Contesto di fatto e di diritto della controversia
2 Con decisione 29 ottobre 1987, adottata in applicazione del regolamento (CEE) del Consiglio 20 dicembre 1985, n. 3640, inteso a promuovere, mediante un sostegno finanziario, progetti dimostrativi e progetti pilota industriali nel settore dell'energia (GU L 350, pag. 291), la Commissione concedeva alla Hydrowatt un contributo per la realizzazione di un progetto denominato «Nuovo gruppo con turbina e generatrice adattato alle basse cadute».
3 L'8 novembre 1989, la Commissione concludeva con la Hydrowatt il contratto relativo alla realizzazione di tale progetto.

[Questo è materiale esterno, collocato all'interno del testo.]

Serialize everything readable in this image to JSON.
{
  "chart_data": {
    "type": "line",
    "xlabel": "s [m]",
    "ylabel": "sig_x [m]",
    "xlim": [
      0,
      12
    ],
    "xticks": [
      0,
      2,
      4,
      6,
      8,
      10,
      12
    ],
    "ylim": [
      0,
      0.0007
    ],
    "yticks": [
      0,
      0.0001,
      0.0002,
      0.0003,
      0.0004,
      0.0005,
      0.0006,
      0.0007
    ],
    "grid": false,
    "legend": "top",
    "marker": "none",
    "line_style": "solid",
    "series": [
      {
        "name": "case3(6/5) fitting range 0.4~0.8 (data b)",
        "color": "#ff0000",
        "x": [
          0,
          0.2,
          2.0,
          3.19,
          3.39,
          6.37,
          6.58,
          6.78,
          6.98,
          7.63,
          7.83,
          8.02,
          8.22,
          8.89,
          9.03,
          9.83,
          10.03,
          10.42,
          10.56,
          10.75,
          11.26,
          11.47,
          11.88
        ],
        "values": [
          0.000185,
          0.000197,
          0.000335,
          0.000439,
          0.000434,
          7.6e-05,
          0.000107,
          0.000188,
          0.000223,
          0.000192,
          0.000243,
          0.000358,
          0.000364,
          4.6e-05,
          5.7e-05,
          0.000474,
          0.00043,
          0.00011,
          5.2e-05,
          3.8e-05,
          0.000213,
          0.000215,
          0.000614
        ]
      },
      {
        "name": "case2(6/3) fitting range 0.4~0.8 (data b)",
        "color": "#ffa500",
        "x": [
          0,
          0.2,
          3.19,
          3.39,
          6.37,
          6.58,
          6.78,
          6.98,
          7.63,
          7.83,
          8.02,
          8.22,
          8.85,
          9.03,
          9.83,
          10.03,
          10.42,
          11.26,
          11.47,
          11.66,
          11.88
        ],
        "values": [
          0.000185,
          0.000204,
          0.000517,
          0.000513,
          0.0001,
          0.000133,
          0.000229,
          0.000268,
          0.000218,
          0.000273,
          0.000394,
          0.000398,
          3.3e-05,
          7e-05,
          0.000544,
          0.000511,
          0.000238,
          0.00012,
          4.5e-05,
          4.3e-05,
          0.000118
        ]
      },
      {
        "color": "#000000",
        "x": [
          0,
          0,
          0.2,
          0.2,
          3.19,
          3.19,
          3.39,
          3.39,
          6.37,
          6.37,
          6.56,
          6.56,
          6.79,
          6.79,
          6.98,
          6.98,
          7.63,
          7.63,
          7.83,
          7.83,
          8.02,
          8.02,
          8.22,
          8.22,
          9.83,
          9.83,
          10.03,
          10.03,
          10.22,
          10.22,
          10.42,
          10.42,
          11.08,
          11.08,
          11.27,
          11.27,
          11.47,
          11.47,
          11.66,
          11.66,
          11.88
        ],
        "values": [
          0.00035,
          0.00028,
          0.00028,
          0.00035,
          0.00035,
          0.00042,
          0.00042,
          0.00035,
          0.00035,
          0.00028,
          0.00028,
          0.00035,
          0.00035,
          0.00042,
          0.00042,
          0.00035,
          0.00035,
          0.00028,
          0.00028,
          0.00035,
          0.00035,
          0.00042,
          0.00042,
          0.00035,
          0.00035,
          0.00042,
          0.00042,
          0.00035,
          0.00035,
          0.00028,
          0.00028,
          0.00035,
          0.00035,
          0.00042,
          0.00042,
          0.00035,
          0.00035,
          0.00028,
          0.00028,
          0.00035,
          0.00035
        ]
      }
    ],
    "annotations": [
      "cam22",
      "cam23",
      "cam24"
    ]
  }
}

4 L'art. 4.3.2 del contratto recita:
«Entro tre mesi dalla firma del contratto e, successivamente, prima della fine di ogni semestre, il contraente deve sottoporre alla Commissione, in forma di documenti separati:
- una relazione intermedia (...) contenente informazioni dettagliate sullo stato di avanzamento dei lavori, sui risultati ottenuti e sull'eventuale deposito di domande di brevetto,
- (...)».
5 L'art. 8 del contratto stabilisce quanto segue:
«Il presente contratto può essere risolto di diritto dalla Commissione in caso di mancato rispetto da parte del contraente di una delle obbligazioni che gli incombono in virtù del presente contratto e, segnatamente, in caso di mancato rispetto delle disposizioni contenute all'art. 4.3. Tale risoluzione ha effetto previa diffida, notificata con lettera raccomandata con avviso di ricevimento, a cui non faccia seguito alcuna esecuzione entro il termine di un mese.
(...)
Nei casi previsti dai due commi precedenti, gli importi pagati a titolo di sostegno finanziario devono essere immediatamente rimborsati dal contraente alla Commissione, maggiorati degli interessi a partire dalla data in cui tali importi sono stati percepiti. La Commissione potrà tuttavia tener conto di eventuali operazioni che abbiano conseguito un risultato concreto in conformità del programma di lavoro contenuto nell'allegato I del contratto. Il tasso di interesse applicabile è quello utilizzato dal Fondo europeo di cooperazione monetaria per i pagamenti in ecu, pubblicato il primo giorno lavorativo di ogni mese».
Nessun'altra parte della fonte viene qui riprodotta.